Sarcomatous transformation (the dreaded complication)

High-yield: Malignant change occurs in roughly <1% of patients; the commonest resulting tumour is OSTEOSARCOMA (others: fibrosarcoma, chondrosarcoma, malignant fibrous histiocytoma). Paget's is the commonest cause of osteosarcoma in the elderly (a bimodal age peak—the second peak is pagetic).

  • Suspect when there is sudden new/worsening pain, a soft-tissue mass, a new lytic destructive area, or an unexpected sharp rise in ALP in a stable patient.
  • Pagetic sarcoma carries a poor prognosis (worse than conventional osteosarcoma of youth).
  • Common sites: humerus, femur, pelvis. Benign giant-cell tumours can also arise in pagetic skull/facial bones.

Key differentials

Condition Calcium Phosphate ALP Distinguishing point
Paget's disease Normal Normal ↑↑↑ Focal, ↑ALP isolated, named X-ray signs
Osteoporosis Normal Normal Normal Generalised low bone mass, fragility fractures, no ↑ALP
Osteomalacia Low/Normal Low Looser's zones, proximal myopathy, low vitamin D
Primary hyperparathyroidism ↑PTH, subperiosteal resorption, stones/bones/groans
Osteoblastic (sclerotic) metastases (prostate/breast) Variable Multiple discrete lesions, primary tumour, PSA ↑
Renal osteodystrophy Low CKD, ↑PTH, rugger-jersey spine
Fibrous dysplasia Normal Normal ±↑ Younger patient, "ground-glass" lesions, café-au-lait (McCune-Albright)
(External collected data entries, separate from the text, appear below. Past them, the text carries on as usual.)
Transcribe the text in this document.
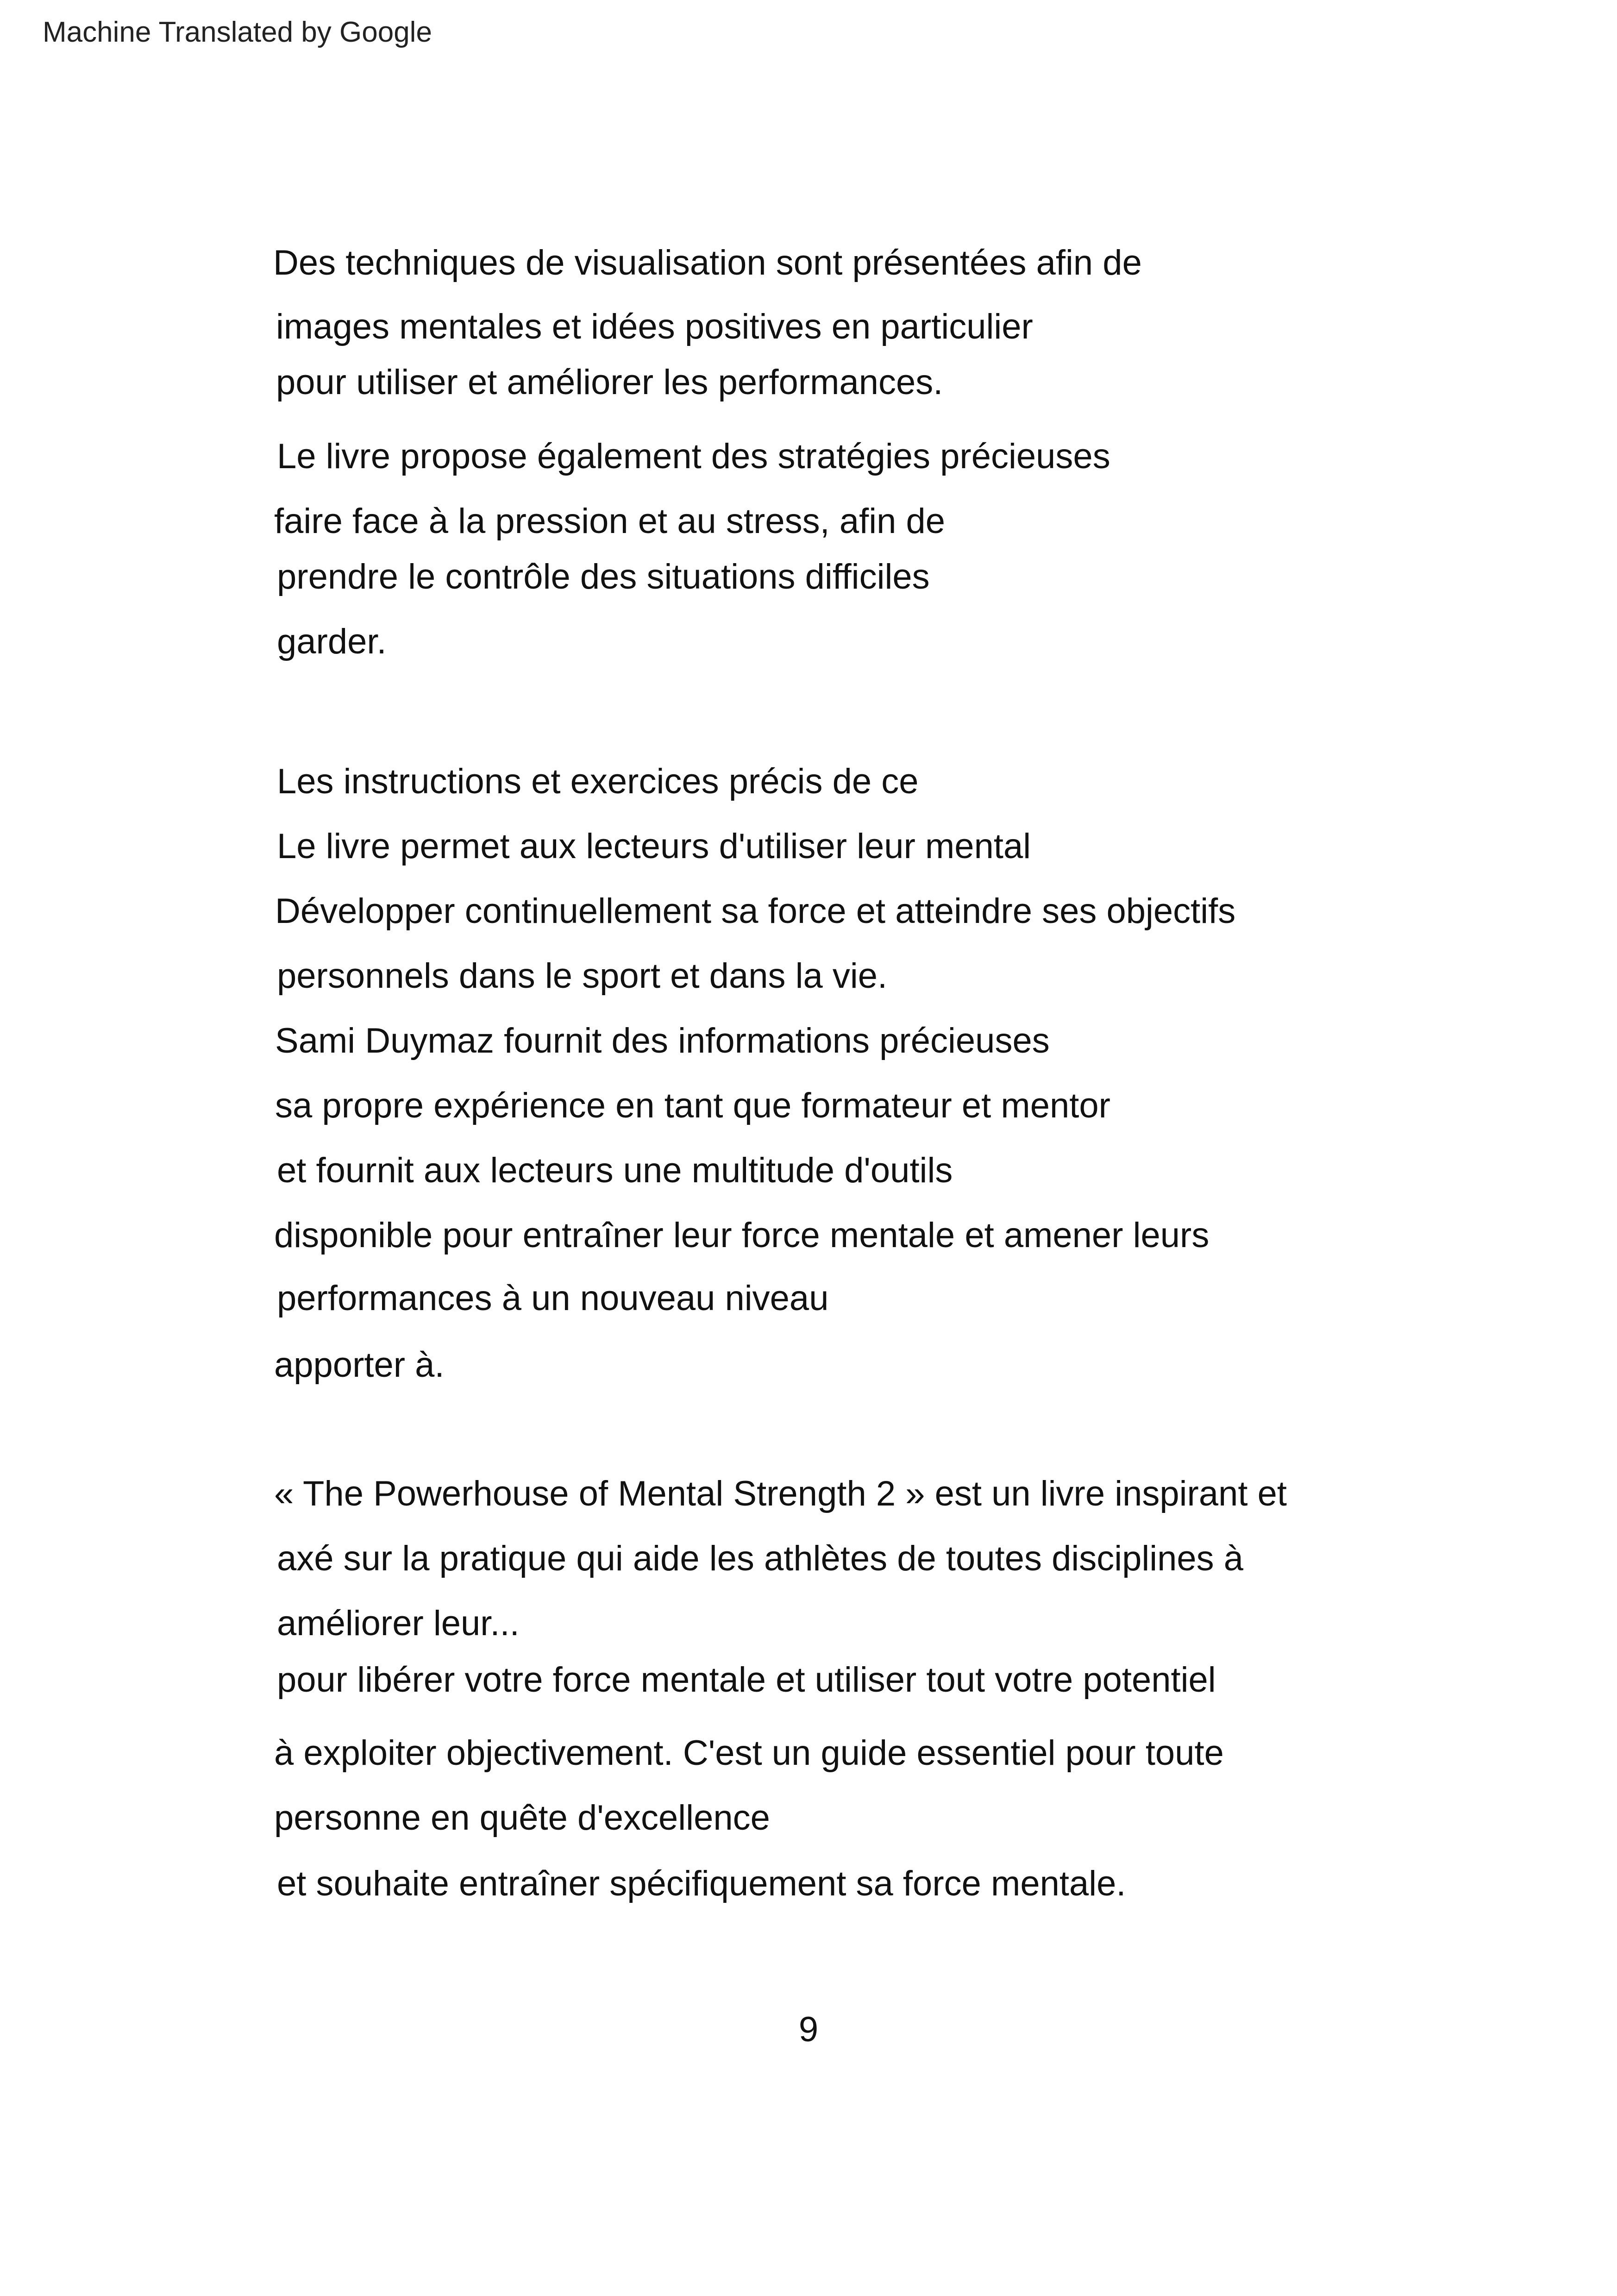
Machine Translated by Google
Des techniques de visualisation sont présentées afin de
images mentales et idées positives en particulier
pour utiliser et améliorer les performances.
Le livre propose également des stratégies précieuses
faire face à la pression et au stress, afin de
prendre le contrôle des situations difficiles
garder.
Les instructions et exercices précis de ce
Le livre permet aux lecteurs d'utiliser leur mental
Développer continuellement sa force et atteindre ses objectifs
personnels dans le sport et dans la vie.
Sami Duymaz fournit des informations précieuses
sa propre expérience en tant que formateur et mentor
et fournit aux lecteurs une multitude d'outils
disponible pour entraîner leur force mentale et amener leurs
performances à un nouveau niveau
apporter à.
« The Powerhouse of Mental Strength 2 » est un livre inspirant et
axé sur la pratique qui aide les athlètes de toutes disciplines à
améliorer leur...
pour libérer votre force mentale et utiliser tout votre potentiel
à exploiter objectivement. C'est un guide essentiel pour toute
personne en quête d'excellence
et souhaite entraîner spécifiquement sa force mentale.
9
High-yield: Ivory vertebra differential = Paget's, osteoblastic metastasis (prostate), lymphoma (Hodgkin's). In Paget's the vertebra is also enlarged (picture-frame), which others are not.

Recently asked / exam angle

  • "Markedly raised ALP with normal serum calcium and phosphate in an elderly patient" → single most repeated stem; answer Paget's disease.
  • Investigation of choice to assess extent of diseaseTc-99m MDP bone scan (X-ray for individual lesions; biopsy for suspected malignancy).
  • Drug/treatment of choicebisphosphonate, specifically IV zoledronic acid.
  • Commonest malignant transformationosteosarcoma; incidence ~1%; poor prognosis; commonest cause of osteosarcoma in the elderly.
  • Commonest bone involvedpelvis; bone NOT typically involved → fibula.
  • Genetic associationSQSTM1 (p62); ultrastructure → paramyxovirus-like nuclear inclusions in osteoclasts.
  • Histologymosaic pattern of cement lines in woven bone.
  • Cause of deafness → cranial nerve VIII / petrous temporal bone involvement.
  • Mechanism of high-output cardiac failure → AV shunting through hypervascular bone.
  • Match the X-ray sign: cotton-wool skull, picture-frame vertebra, blade of grass, banana fracture, osteoporosis circumscripta, sabre tibia, Tam-o'-shanter skull.
  • Why does calcium rise in a Paget's patient → immobilisation or fracture (a classic "second-order" question).
  • Pre-operative bisphosphonate before orthopaedic surgery → to reduce bleeding from vascular bone.

Rapid revision

  1. Paget's = focal accelerated, disorganised remodelling; primary defect in the osteoclast.
  2. Phases: lytic → mixed → sclerotic (burnt-out); histology = mosaic cement lines in woven bone.
  3. Biochemistry: ALP ↑↑↑, calcium normal, phosphate normal (the defining triad).
  4. Commonest bone = pelvis; spares the fibula; rare in India/Asia, common in Anglo-Saxons.
  5. Genetics = SQSTM1/p62; EM = paramyxovirus-like inclusions in osteoclast nuclei.
  6. Symptoms: bone pain (worse at rest/night), bowed warm tibia, increasing hat size, CN VIII deafness.
  7. High-output cardiac failure from hypervascular AV shunting in extensive disease.
  8. X-ray signs: cotton-wool skull, osteoporosis circumscripta, picture-frame & ivory vertebra, blade-of-grass, banana fracture, sabre tibia.
  9. Investigation of choice for extent = Tc-99m MDP bone scan (intense homogeneous uptake).
  10. Treatment of choice = IV zoledronic acid (bisphosphonate); calcitonin is second-line; give Ca + vitamin D.
  11. Commonest complication = osteoarthritis; most feared = osteosarcoma (~1%) — suspect on sudden pain, mass, new lytic area or sharp ALP rise.
  12. Rising calcium in Paget's → think immobilisation/fracture or coexisting hyperparathyroidism.